In late January, rail traffic was paralysed for five days on the national network in one of the longest strikes in Deutsche Bahn’s history.

READ ALSO: Why are German train drivers launching more strike action?

Europe’s largest economy has faced industrial action for months as workers and management across multiple sectors wrestle over terms amid high inflation and weak business activity.

The strikes have exacerbated an already gloomy economic picture, with the German economy shrinking 0.3 percent across the whole of last year.

What we know about the new offer so far

Through the new agreement, there will be optional reduction of a work week to 36 hours at the start of 2027, 35.5 hours from 2028 and then 35 hours from 2029. For the last three stages, employees must notify their employer themselves if they wish to take advantage of the reduction steps.

However, they can also opt to work the same or more hours – up to 40 hours per week are possible in under the new “optional model”.

“One thing is clear: if you work more, you get more money,” said Deutsche Bahn spokesperson Martin Seiler. Accordingly, employees will receive 2.7 percent more pay for each additional or unchanged working hour.

According to Deutsche Bahn, other parts of the agreement included a pay increase of 420 per month in two stages, a tax and duty-free inflation adjustment bonus of 2,850 and a term of 26 months.

Growing pressure

Last year’s walkouts cost Deutsche Bahn some 200 million, according to estimates by the operator, which overall recorded a net loss for 2023 of 2.35 billion.

Germany has historically been among the countries in Europe where workers went on strike the least.

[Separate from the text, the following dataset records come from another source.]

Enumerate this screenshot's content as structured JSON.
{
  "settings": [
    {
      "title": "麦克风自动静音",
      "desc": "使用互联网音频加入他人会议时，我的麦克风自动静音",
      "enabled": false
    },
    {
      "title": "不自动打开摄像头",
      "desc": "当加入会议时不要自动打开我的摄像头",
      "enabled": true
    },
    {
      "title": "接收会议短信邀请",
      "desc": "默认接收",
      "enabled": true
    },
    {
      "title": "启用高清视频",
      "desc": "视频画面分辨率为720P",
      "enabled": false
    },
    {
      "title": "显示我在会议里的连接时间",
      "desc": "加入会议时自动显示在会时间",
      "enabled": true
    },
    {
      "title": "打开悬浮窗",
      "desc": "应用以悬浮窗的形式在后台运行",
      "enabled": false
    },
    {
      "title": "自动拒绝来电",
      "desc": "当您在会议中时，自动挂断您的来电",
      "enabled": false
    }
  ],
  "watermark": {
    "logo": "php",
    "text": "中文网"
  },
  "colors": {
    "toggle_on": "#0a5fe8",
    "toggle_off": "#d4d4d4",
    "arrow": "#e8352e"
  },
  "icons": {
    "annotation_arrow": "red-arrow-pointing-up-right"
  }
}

But since the end of 2022, the country has seen growing labour unrest, while real wages have fallen by four percent since the start of the war in Ukraine.

German airline Lufthansa is also locked in wage disputes with ground staff and cabin crew.

Several strikes have severely disrupted the group’s business in recent weeks and will weigh on first-quarter results, according to the group’s management.

Airport security staff have also staged several walkouts since January.

Some politicians have called for Germany to put in place rules to restrict critical infrastructure like rail transport from industrial action.

But Chancellor Olaf Scholz has rejected the calls, arguing that “the right to strike is written in the constitution… and that is a democratic right for which unions and workers have fought”.

The strikes have piled growing pressure on the coalition government between Scholz’s Social Democrats, the Greens and the pro-business FDP, which has scored dismally in recent opinion polls.

The far-right AfD has been enjoying a boost in popularity amid the unrest with elections in three key former East German states due to take place later this year.